Jack’s face hardened, his gaze flicking left and right as he tried to avoid Jill’s defiant eyes. He took a breath, blinked twice, then finally looked at her. “Jill, it’s too dangerous for you and you know it. You can’t help anyone by going back to the Carmine Mansion. Besides, I heard Nina screaming at you at the accident site. She blames you for Bobby’s death.”

“She wasn’t thinking straight,” Jill said with stubborn insistence. “Her fiancé just got shot in the head and she’d been in a car accident and she was probably high and drunk.”

“Romeo will send her to the hospital,” Jack said unconvincingly.

Jill snorted. “You know he won’t.” She glared at Benson for a moment, just long enough for Benson to see the fire in her eyes, feel the fierceness of her determination to do something completely irrational but heartbreakingly honorable. “For the same reason Benson wouldn’t allow you to take me to a hospital. Because the hospital will call the police, and neither John Benson nor Romeo Carmine want the cops anywhere near this thing. Whatever this thing is.”

“Darkwater,” said Benson matter-of-factly.

Jill stared with impatient confusion. “What?”

“You asked what this thing is.” Benson grinned. “This thing is Darkwater.”

Jill frowned, cocked her head at Benson. “What the hell is Darkwater?”

Benson leaned on his walking stick which, after almost twenty-four hours of pacing and stomping, was now much more than a prop. He felt like a hobbled old wizard, and was mildly surprised when he caught a reflection of himself in the tinted glass window and saw that he was still in a modern tailored suit with neatly cropped hair and not in a flowing dark medieval robe with a head-full of hissing serpents. “Darkwater is . . .” he started to say before glancing at Nancy and grinning. “Actually, why don’t I let Nancy explain it.”

Nancy looked up, saw the glint in Benson’s eyes, and sighed. “Darkwater is a symptom of John Benson’s madness, Jill. I suggest you follow your survival instincts, walk out that door, and don’t look back. You’re far safer hitching a ride on a dark highway at 3 a.m. than listening to Benson pontificate about the universe and its mysteries and how he’s the steward of America’s fate and we’re all destined to be pawns in some vast game of cosmic chess where he’s the grandmaster.” Nancy smiled primly at Benson, raising two well-plucked eyebrows above her cat-eye tortoise-shell reading glasses. “Did I capture the essence of Darkwater, John? Anything you’d like to add? Anyone?”

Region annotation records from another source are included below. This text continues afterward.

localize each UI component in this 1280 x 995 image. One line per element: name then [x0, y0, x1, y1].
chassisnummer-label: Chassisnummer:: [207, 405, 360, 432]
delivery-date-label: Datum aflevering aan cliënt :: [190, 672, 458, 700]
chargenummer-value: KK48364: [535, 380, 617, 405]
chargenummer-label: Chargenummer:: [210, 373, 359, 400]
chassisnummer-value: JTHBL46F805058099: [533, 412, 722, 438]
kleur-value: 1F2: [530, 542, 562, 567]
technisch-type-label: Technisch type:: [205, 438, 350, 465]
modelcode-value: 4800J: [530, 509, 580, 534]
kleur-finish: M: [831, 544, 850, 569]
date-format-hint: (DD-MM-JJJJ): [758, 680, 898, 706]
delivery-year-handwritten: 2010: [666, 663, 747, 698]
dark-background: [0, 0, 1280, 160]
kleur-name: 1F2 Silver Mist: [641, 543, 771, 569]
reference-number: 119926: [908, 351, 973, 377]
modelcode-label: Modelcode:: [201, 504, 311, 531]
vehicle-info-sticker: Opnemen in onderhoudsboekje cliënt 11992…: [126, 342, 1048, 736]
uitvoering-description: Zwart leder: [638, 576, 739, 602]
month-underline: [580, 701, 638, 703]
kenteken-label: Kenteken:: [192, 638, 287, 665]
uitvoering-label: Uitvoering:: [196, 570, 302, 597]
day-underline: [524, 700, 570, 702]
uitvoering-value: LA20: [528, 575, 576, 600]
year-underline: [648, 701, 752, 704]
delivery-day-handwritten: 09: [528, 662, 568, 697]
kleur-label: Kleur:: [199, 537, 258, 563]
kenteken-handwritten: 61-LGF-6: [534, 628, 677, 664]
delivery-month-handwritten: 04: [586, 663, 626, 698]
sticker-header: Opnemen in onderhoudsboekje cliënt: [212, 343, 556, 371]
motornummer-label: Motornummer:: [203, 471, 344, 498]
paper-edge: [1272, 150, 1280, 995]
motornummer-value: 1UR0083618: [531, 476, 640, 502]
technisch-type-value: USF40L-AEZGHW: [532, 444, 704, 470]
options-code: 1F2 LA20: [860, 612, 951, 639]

Chuckles rose up as Nancy swept her twinkling blue gaze around the room, finally settling on Jill’s stupefied face.

Jill stared at Nancy, clearly more confused than ever. Nancy’s tone was sharp, edgy, but with a strange mix of sarcasm and seriousness that was new. Benson’s gaze lingered on Nancy. He wondered if she was testing Jill the way Benson had done with all the previous Darkwater couples. Was Nancy checking to see if Jill could really walk away from the energetic vortex named Darkwater, if Jack would let her walk away?

Because if you can walk away from Darkwater, then maybe you should.

So Benson stayed quiet, leaning on his cane as he watched Jill’s gaze move from Nancy to each of the Darkwater men and women gathered in the war-room. Jack was still blocking the exit with his body, but Benson knew Jack wouldn’t be able to stop Jill if she really wanted to go.

Because Benson wouldn’t let Jack stop her.

And he sure as well wasn’t going to let Jack go with her either.